WASHINGTON -- The FBI inspected financial-disclosure statements last fall of five senators linked to jailed Arizona thrift mogul Charles H. Keating Jr., the Arizona Republic has learned.
The documents were requested in November at the height of the Keating affair by an FBI agent based near the Irvine, Calif., headquarters of Mr. Keating's failed Lincoln Savings and Loan Association.
FBI Special Agent Gary K. Morely, who is assigned to an FBI office in Santa Ana, Calif., requested the statements on the five senators' finances while in Washington on Nov. 9, 1989, according to a document-request form obtained by the Arizona Republic.
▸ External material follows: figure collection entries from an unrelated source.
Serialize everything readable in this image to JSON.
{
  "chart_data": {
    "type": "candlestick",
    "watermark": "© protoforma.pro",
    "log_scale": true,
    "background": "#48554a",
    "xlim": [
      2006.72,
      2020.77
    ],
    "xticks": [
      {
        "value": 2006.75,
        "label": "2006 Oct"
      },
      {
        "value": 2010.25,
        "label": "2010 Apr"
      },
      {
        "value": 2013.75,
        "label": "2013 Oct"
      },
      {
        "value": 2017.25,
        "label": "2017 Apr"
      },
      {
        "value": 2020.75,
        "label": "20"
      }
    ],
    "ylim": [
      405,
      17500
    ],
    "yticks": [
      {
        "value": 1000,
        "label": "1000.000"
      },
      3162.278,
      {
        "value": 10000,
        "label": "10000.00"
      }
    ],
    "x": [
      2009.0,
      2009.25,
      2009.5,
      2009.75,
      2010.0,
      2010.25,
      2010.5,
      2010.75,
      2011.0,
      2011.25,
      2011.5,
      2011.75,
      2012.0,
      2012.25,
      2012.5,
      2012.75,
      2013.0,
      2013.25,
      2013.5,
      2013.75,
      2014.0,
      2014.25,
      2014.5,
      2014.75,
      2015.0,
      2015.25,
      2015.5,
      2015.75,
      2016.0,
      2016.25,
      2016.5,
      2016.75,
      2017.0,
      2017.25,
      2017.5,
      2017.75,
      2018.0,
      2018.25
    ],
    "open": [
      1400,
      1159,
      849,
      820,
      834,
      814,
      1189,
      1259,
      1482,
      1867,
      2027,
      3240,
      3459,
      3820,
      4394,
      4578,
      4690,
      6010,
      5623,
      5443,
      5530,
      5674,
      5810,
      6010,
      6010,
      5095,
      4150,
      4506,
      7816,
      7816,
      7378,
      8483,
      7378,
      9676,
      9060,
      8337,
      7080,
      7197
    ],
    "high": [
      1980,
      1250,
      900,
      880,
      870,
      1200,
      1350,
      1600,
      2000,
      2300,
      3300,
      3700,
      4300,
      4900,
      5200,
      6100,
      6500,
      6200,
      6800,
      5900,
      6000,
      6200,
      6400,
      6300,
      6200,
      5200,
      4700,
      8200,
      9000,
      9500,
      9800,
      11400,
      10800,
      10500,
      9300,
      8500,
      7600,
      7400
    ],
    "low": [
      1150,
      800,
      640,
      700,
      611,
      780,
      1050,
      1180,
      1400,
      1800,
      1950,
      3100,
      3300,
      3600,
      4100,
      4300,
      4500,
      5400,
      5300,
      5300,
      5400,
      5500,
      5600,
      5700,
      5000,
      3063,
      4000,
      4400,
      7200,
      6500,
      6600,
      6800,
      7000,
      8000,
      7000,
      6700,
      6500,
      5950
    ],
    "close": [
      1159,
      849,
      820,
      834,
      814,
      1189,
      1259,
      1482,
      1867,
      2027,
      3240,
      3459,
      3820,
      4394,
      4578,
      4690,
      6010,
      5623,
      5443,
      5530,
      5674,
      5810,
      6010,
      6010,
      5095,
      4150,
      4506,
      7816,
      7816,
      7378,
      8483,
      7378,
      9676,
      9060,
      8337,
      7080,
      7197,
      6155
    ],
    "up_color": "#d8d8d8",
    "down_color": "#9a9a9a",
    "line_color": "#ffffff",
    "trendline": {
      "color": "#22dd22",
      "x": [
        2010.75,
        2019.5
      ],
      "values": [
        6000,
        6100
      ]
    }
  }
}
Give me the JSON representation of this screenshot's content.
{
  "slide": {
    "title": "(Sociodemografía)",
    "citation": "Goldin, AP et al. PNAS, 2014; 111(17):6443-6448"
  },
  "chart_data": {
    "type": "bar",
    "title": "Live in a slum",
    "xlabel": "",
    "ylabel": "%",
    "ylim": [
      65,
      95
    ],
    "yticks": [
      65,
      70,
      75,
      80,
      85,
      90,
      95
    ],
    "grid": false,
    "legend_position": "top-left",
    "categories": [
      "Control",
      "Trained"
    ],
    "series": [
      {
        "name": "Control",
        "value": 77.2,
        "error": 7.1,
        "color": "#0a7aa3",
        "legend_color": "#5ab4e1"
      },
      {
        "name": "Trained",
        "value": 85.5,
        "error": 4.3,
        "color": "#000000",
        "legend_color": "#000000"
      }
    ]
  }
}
This is the FBI's first public disclosure supporting wire service reports from that time indicating the agency had begun an investigation of the roles the senators played in intervening with regulators.
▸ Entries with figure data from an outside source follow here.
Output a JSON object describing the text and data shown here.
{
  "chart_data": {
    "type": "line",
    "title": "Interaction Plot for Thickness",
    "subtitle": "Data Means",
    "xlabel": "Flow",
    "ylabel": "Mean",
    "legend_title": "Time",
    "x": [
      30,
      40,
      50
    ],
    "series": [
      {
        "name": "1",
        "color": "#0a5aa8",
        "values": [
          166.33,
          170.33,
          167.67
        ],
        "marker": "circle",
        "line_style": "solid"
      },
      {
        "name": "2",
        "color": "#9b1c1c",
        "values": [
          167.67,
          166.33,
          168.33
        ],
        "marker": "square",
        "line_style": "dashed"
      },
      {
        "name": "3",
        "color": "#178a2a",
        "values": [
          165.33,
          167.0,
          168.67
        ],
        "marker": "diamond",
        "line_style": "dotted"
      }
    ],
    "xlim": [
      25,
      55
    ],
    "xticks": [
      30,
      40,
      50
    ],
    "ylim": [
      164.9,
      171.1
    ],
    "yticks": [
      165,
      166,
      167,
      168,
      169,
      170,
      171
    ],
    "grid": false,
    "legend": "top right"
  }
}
Special Agent Morley pulled financial statements of Sens. Dennis DeConcini, D-Ariz.; John McCain, R-Ariz.; Alan Cranston, D-Calif.;Donald Riegle, D-Mich.; and John Glenn, D-Ohio. The documents broadly sketch assets, liabilities, speaking fees and gifts.
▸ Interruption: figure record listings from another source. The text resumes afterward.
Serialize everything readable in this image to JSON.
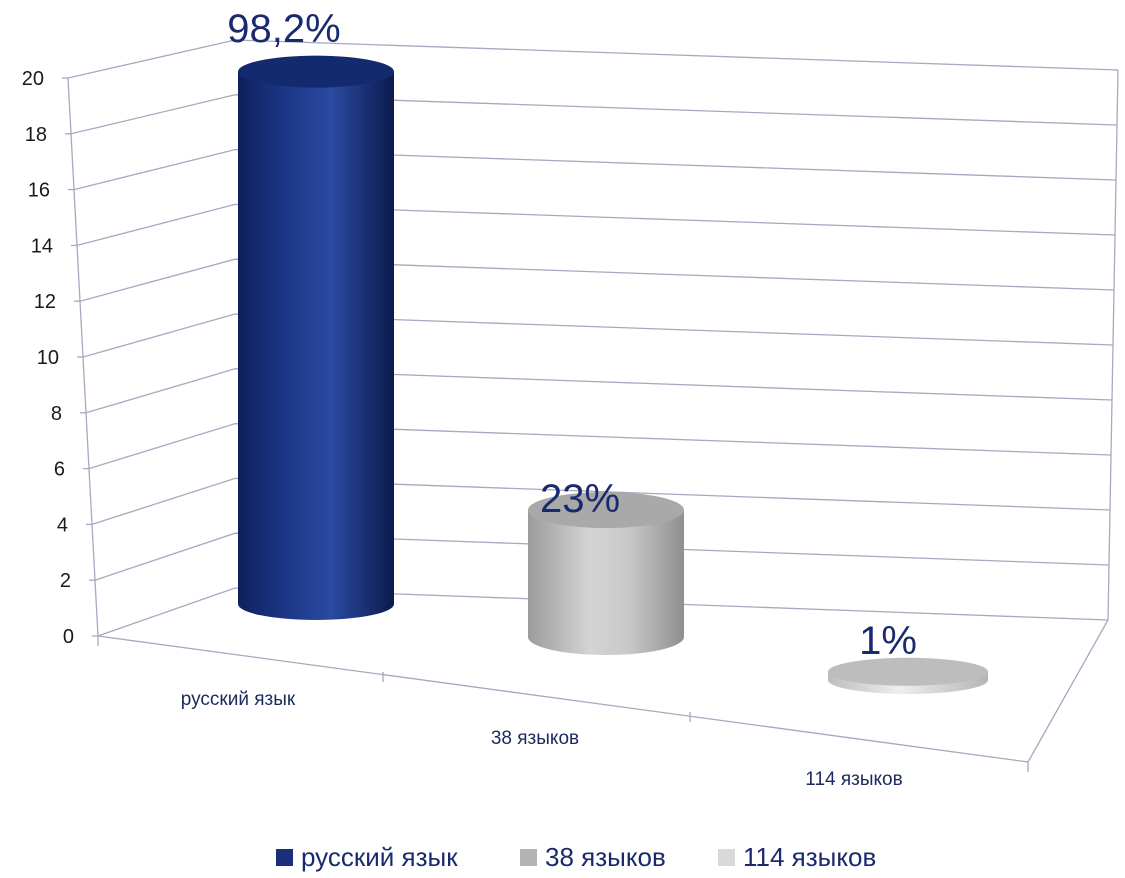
{
  "chart_data": {
    "type": "bar",
    "style": "3d-cylinder",
    "title": "",
    "xlabel": "",
    "ylabel": "",
    "categories": [
      "русский язык",
      "38 языков",
      "114 языков"
    ],
    "series": [
      {
        "name": "русский язык",
        "values": [
          19.5,
          null,
          null
        ],
        "data_label": "98,2%",
        "color": "#1a2f7a"
      },
      {
        "name": "38 языков",
        "values": [
          null,
          4.6,
          null
        ],
        "data_label": "23%",
        "color": "#b9b9b9"
      },
      {
        "name": "114 языков",
        "values": [
          null,
          null,
          0.3
        ],
        "data_label": "1%",
        "color": "#d6d6d6"
      }
    ],
    "ylim": [
      0,
      20
    ],
    "yticks": [
      0,
      2,
      4,
      6,
      8,
      10,
      12,
      14,
      16,
      18,
      20
    ],
    "grid": true,
    "legend_position": "bottom"
  }
}
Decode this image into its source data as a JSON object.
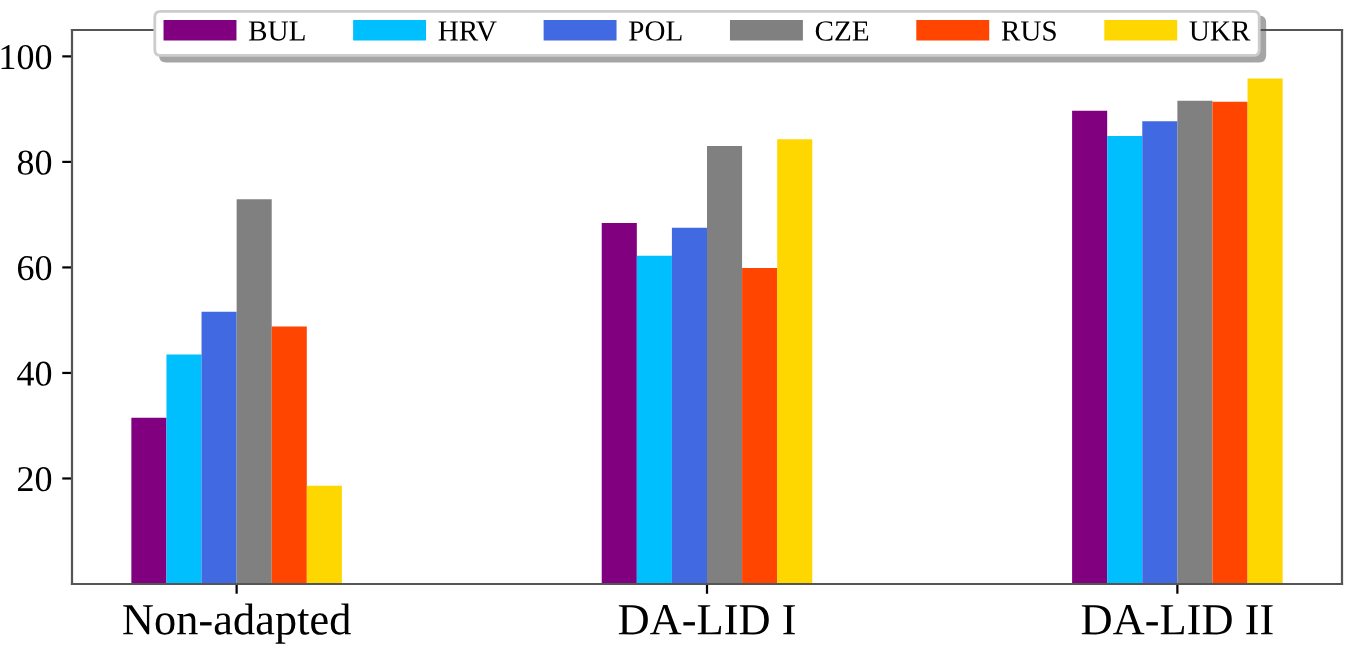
{
  "chart_data": {
    "type": "bar",
    "categories": [
      "Non-adapted",
      "DA-LID I",
      "DA-LID II"
    ],
    "series": [
      {
        "name": "BUL",
        "color": "#800080",
        "values": [
          31.5,
          68.4,
          89.7
        ]
      },
      {
        "name": "HRV",
        "color": "#00bfff",
        "values": [
          43.5,
          62.2,
          84.9
        ]
      },
      {
        "name": "POL",
        "color": "#4169e1",
        "values": [
          51.6,
          67.5,
          87.7
        ]
      },
      {
        "name": "CZE",
        "color": "#808080",
        "values": [
          72.9,
          83.0,
          91.6
        ]
      },
      {
        "name": "RUS",
        "color": "#ff4500",
        "values": [
          48.8,
          59.9,
          91.4
        ]
      },
      {
        "name": "UKR",
        "color": "#ffd700",
        "values": [
          18.6,
          84.3,
          95.8
        ]
      }
    ],
    "ylim": [
      0,
      105
    ],
    "yticks": [
      20,
      40,
      60,
      80,
      100
    ],
    "grid": false,
    "legend": "top"
  }
}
The five are being investigated by the Senate Ethics Committee to determine whether they improperly intervened in 1987 with federal thrift regulators examining Lincoln in behalf of Mr. Keating, a major campaign contributor.
Federal regulators seized Lincoln in April 1989, and its collapse is expected to cost taxpayers at least $2 billion.
The senators have denied wrongdoing, saying there is no evidence their intervention foiled government efforts to seize Lincoln.
Mr. Keating is in jail in Los Angeles County awaiting an Oct. 5 arraignment on a criminal indictment. He is also the subject of a Securities and Exchange Commission probe.